Here’s how it went down. My roommate, who is Jewish, had received a kosher care package from her mother in advance of the Passover holiday. She and I unscrewed a bottle of Manischewitz wine (which, if you’ve never had the pleasure of trying it, tastes like Kool-aid with a fistful of Jolly Ranchers melted into it). As we drank, she told me about all of the ancient traditions of Passover — the meanings behind the food that was eaten and the words that were spoken. I realized in that moment that my sweet roommate, who is still one of the nicest, most considerate people I’ve ever known, wasn’t going to hell. It kind of broke my brain. I mean, this thought was totally at odds with everything I’d been taught as a strict Baptist, i.e. all non-believers, including many Catholics!, would go to hell. Jesus was the Way, the Truth, and the Light and NO ONE was gonna get to the Father except through Him. But how could this be so? My roommate was following the religious teachings she’d been raised with. Was she really supposed to throw all that out and toss aside her family and thousands of years of history in order to score a ticket to the one and only (Baptist) Heaven?!

Once my belief in heaven and hell became unmoored, other long-held “truths” got caught up in this tsunami of doubt. I have never been able to get back to any kind of certainty about what happens after we die. All I know is that I don’t believe that anyone deserves eternal damnation, especially anyone as good as my Jewish roommate. This uncertainty has made life all the more precious to me. This life may well be all that there is. You might think that that would make me cling to it like some kind of stubborn, agnostic barnacle. On the contrary, it’s made me value quality over quantity.
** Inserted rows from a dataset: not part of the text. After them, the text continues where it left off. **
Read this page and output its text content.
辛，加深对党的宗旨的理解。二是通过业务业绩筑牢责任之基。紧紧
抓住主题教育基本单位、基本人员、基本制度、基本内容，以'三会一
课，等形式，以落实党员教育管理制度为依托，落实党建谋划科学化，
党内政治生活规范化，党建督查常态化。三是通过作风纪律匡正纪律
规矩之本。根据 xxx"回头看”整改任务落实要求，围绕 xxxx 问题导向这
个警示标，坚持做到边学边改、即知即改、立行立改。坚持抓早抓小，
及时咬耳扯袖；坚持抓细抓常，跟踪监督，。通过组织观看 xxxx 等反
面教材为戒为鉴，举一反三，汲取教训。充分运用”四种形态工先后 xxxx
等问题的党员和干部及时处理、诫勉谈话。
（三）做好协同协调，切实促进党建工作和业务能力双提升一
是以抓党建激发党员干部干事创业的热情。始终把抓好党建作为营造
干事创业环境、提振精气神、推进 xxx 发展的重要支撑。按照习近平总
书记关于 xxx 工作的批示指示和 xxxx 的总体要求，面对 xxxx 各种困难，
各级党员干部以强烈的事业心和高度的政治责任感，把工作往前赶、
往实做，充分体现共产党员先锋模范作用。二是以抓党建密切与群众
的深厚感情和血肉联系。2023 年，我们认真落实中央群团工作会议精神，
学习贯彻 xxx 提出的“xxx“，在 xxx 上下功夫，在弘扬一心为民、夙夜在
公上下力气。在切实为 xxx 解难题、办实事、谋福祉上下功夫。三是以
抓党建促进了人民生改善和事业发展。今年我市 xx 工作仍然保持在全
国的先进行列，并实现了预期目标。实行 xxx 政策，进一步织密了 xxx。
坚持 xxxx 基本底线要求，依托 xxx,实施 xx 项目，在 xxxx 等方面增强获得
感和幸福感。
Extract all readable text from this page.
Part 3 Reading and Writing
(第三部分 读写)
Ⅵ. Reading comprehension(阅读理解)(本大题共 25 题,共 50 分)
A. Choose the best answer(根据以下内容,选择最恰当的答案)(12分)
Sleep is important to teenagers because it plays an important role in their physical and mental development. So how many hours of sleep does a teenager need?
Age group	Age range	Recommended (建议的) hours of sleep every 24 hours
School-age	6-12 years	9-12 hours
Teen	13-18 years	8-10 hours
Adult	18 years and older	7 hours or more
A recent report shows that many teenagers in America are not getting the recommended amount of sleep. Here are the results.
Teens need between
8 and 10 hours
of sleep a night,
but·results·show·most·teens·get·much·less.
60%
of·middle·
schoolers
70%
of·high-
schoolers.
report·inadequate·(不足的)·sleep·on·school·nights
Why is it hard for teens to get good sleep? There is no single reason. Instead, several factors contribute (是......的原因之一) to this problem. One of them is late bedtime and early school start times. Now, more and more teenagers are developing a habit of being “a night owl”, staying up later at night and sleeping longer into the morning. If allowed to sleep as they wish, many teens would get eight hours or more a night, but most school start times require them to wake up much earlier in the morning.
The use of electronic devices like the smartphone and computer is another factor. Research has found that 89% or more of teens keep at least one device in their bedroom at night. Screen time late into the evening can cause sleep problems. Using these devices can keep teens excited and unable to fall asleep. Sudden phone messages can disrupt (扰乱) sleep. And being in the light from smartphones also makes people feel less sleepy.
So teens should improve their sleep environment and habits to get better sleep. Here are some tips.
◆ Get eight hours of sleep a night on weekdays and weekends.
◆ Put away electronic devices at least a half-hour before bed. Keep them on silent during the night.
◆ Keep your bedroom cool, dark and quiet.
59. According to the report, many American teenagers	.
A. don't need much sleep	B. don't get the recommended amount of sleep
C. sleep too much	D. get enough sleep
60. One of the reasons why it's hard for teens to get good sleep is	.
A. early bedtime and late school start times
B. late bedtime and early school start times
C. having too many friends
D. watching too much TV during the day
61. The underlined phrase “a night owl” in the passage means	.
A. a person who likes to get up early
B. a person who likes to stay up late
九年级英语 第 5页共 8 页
For me, fifty bright-burning years of wonder and joy, soaking in the warm light of consciousness is always going to be way better than 100 years of meh.
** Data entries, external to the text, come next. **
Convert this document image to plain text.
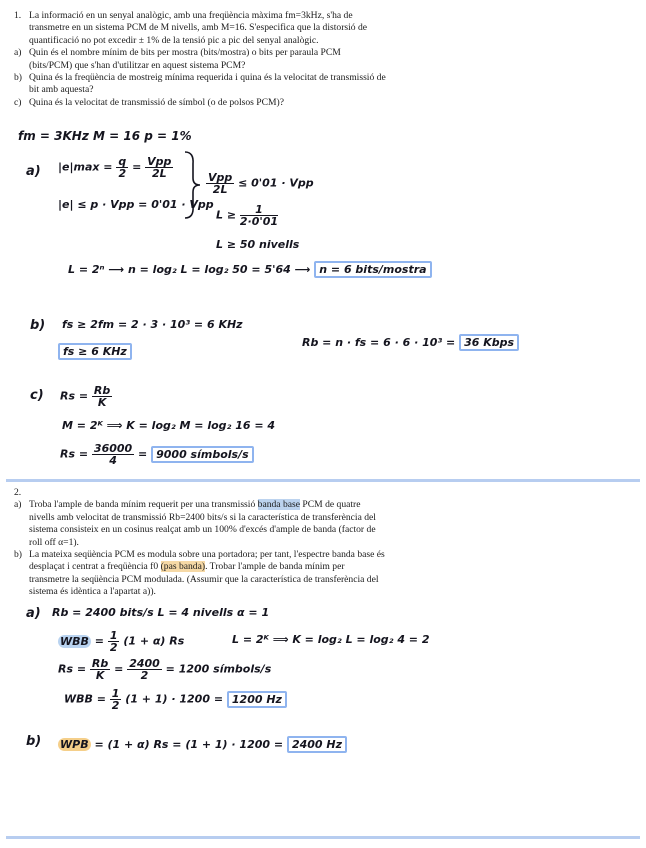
1. La informació en un senyal analògic, amb una freqüència màxima fm=3kHz, s'ha de transmetre en un sistema PCM de M nivells, amb M=16. S'especifica que la distorsió de quantificació no pot excedir ± 1% de la tensió pic a pic del senyal analògic.
a) Quin és el nombre mínim de bits per mostra (bits/mostra) o bits per paraula PCM (bits/PCM) que s'han d'utilitzar en aquest sistema PCM?
b) Quina és la freqüència de mostreig mínima requerida i quina és la velocitat de transmissió de bit amb aquesta?
c) Quina és la velocitat de transmissió de símbol (o de polsos PCM)?
fm = 3KHz M = 16 p = 1%
a) $|e|\max = \frac{q}{2} = \frac{\text{Vpp}}{2L}$
|e| ≤ p · Vpp = 0'01 · Vpp
$\frac{\text{Vpp}}{2L} \le 0'01$ · Vpp
$L \ge \frac{1}{2\cdot 0'01}$
L ≥ 50 nivells
L = 2ⁿ ⟶ n = log₂ L = log₂ 50 = 5'64 ⟶ n = 6 bits/mostra
b) fs ≥ 2fm = 2 · 3 · 10³ = 6 KHz
fs ≥ 6 KHz
Rb = n · fs = 6 · 6 · 10³ = 36 Kbps
c) $Rs = \frac{Rb}{K}$
M = 2ᴷ ⟹ K = log₂ M = log₂ 16 = 4
$Rs = \frac{36000}{4} = 9000$ símbols/s
2.
a) Troba l'ample de banda mínim requerit per una transmissió banda base PCM de quatre nivells amb velocitat de transmissió Rb=2400 bits/s si la característica de transferència del sistema consisteix en un cosinus realçat amb un 100% d'excés d'ample de banda (factor de roll off α=1).
b) La mateixa seqüència PCM es modula sobre una portadora; per tant, l'espectre banda base és desplaçat i centrat a freqüència f0 (pas banda). Trobar l'ample de banda mínim per transmetre la seqüència PCM modulada. (Assumir que la característica de transferència del sistema és idèntica a l'apartat a)).
a) Rb = 2400 bits/s L = 4 nivells α = 1
WBB = $\frac{1}{2} (1 + \alpha)$ Rs	L = 2ᴷ ⟹ K = log₂ L = log₂ 4 = 2
$Rs = \frac{Rb}{K} = \frac{2400}{2} = 1200$ símbols/s
WBB = $\frac{1}{2} (1 + 1) \cdot 1200 = 1200$ Hz
b) WPB = (1 + α) Rs = (1 + 1) · 1200 = 2400 Hz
Along those philosophical lines, I encourage you to read this wonderful piece in the Washington Post about the American obsession with extending life. So many of us try to stretch out those last months and years like stingy people trying to spread our little pat of margarine across an endless piece of toast. I hope that, when my time comes, I’ll have the courage to face the unknown with bravery and with the hope that there is some kind of heaven. Perhaps the kind of place where my roommate and I can sit around together, sipping terrible wine on a Tuesday afternoon.